The Senate passed the legislation earlier this month with a series of amendments that were approved by the House of Representatives today.

This means that from December next year all tobacco sold in Australia will be sold in plain, dark brown packs – with no industry logos, brand imagery, colours or promotional text.

The name of the brand of cigarettes will appear on the pack in a standard font size, colour and position.

Within hours, Philip Morris Asia said that it had served a notice of arbitration under Australia’s Bilateral Investment Treaty with Hong Kong.

"We are left with no option," said Anne Edwards, a spokesperson for Philip Morris Asia, adding that Australia’s government has ignored "serious legal issues associated with plain packaging".

The company wants the legislation to be suspended and compensation to be paid for what it describes as the loss of the company’s trade marks in Australia.

"We are confident that our legal arguments are very strong and that we will ultimately win this case," said Edwards.

The legislation was split into two Bills – Tobacco Plain Packaging Bill 2011 and Trade Marks Amendment (Tobacco Plain Packaging) Bill 2011.

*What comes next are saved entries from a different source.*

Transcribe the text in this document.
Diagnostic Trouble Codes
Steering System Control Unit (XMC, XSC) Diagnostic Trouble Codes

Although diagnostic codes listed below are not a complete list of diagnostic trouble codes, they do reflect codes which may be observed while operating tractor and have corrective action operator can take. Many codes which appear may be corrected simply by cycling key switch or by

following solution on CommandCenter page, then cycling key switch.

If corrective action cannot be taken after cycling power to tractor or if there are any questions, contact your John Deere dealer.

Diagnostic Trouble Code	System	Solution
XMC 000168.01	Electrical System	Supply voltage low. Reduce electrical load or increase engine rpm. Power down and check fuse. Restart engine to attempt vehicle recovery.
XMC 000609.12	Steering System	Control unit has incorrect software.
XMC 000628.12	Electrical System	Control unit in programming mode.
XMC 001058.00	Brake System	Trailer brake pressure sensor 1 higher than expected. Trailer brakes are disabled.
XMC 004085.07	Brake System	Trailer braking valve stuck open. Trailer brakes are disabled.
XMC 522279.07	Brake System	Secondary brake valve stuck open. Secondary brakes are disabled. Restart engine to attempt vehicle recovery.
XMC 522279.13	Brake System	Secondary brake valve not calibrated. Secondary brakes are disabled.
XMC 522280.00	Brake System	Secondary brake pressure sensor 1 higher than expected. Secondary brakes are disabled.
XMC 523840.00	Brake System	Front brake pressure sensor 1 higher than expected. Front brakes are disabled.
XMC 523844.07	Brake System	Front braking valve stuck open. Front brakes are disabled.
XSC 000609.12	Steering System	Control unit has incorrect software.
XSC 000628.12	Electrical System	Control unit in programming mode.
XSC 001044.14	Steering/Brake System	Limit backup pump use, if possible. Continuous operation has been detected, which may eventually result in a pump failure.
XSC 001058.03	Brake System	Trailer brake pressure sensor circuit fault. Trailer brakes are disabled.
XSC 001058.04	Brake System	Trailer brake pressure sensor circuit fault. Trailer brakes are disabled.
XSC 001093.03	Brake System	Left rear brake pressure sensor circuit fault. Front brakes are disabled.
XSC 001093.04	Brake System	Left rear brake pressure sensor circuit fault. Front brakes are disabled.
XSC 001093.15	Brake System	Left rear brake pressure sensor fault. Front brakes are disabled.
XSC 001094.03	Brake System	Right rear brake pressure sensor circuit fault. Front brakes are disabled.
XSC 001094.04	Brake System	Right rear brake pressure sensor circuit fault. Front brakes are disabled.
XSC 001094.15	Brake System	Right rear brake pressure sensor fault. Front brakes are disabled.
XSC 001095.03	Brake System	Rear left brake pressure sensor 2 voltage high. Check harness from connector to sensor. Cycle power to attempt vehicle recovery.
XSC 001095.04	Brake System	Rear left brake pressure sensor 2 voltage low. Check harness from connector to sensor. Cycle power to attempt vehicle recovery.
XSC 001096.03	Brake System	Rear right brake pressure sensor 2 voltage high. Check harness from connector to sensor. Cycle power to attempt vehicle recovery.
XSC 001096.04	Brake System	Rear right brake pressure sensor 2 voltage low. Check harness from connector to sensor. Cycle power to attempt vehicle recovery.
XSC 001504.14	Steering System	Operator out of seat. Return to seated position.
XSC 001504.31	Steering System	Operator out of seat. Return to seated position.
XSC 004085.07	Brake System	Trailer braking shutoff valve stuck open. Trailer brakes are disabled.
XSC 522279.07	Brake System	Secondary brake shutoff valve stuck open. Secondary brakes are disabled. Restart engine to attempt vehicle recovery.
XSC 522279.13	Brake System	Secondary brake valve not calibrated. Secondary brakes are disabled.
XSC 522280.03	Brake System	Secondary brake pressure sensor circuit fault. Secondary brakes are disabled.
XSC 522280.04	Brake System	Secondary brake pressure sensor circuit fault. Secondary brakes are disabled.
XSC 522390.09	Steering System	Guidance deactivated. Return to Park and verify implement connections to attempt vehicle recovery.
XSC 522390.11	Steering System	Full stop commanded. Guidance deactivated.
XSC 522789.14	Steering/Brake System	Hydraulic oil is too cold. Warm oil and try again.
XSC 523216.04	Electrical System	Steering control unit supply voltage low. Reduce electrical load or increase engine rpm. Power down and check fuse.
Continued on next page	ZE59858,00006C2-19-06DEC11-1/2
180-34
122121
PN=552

The tobacco companies have consistently argued that the legislation breaches Australia’s commitments under the TRIPs Agreement, violates the country’s constitution and will make it easier for cigarette packets to be counterfeited.

Philip Morris Asia announced its intention to sue the Australian government using the Bilateral Trade Agreement with Hong Kong in June.

The company’s statement today said that its Australian subsidiary will also be pursuing claims under domestic law before the High Court of Australia.

British American Tobacco Australia said earlier this month that it intends to sue the Australian government in the High Court as soon as the legislation receives Royal Assent.

BAT claims that it is unconstitutional for the federal government to remove its property without compensation.

"In years to come plain packaging will be remembered as the legislation which wasted billions of taxpayer’s dollars, caused uncontrollable growth in organised gang activity on the black market and increased smoking rates in young people."